The self-inflicted wounds of Vatican diplomacy
By Phil Lawler ( bio - articles - email ) | Dec 16, 2003
When he made these comments, Cardinal Martino was supposed to be introducing the Pope's message for the World Day of Peace. Instead, reporters got him talking about Saddam Hussein.
What he said was objectively loopy. It's one thing to oppose the death penalty; it's quite another to say that you're treating someone "like a beast" when you give him a physical examination. If the individual in question is a notorious war criminal, this excess of compassion is even more striking. And by any normal standard, Saddam Hussein is living under more humane conditions now, in US custody, than when he was when he spent his time in a burrow-- on his own volition!

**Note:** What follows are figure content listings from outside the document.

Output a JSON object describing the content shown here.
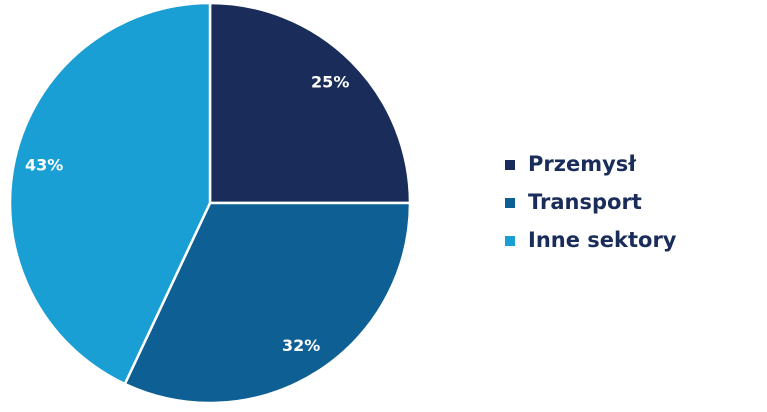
{
  "chart_data": {
    "type": "pie",
    "categories": [
      "Przemysł",
      "Transport",
      "Inne sektory"
    ],
    "values": [
      25,
      32,
      43
    ],
    "value_labels": [
      "25%",
      "32%",
      "43%"
    ],
    "colors": [
      "#1a2d5a",
      "#0e5f93",
      "#1a9fd4"
    ],
    "legend": "right"
  }
}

The net effect? In all likelihood, he convinced most observers that Vatican officials are hopelessly out of touch with reality. Based on that perception, people probably won't pay attention to the Pope's message. And of course the message itself was lost in the welter of coverage for Cardinal Martino's outburst, so thousands of people won't even hear about the Pope's message.
(And maybe that's just as well. Frankly, I am at a loss to explain the Pope's enthusiasm for expanding the authority of the UN. But that's another story. )
Cardinal Martino has been the Vatican's most outspoken critic of US policy in this conflict with Iraq. But at this point, his intemperate criticism of the US hurts the Vatican much more than it hurts the White House.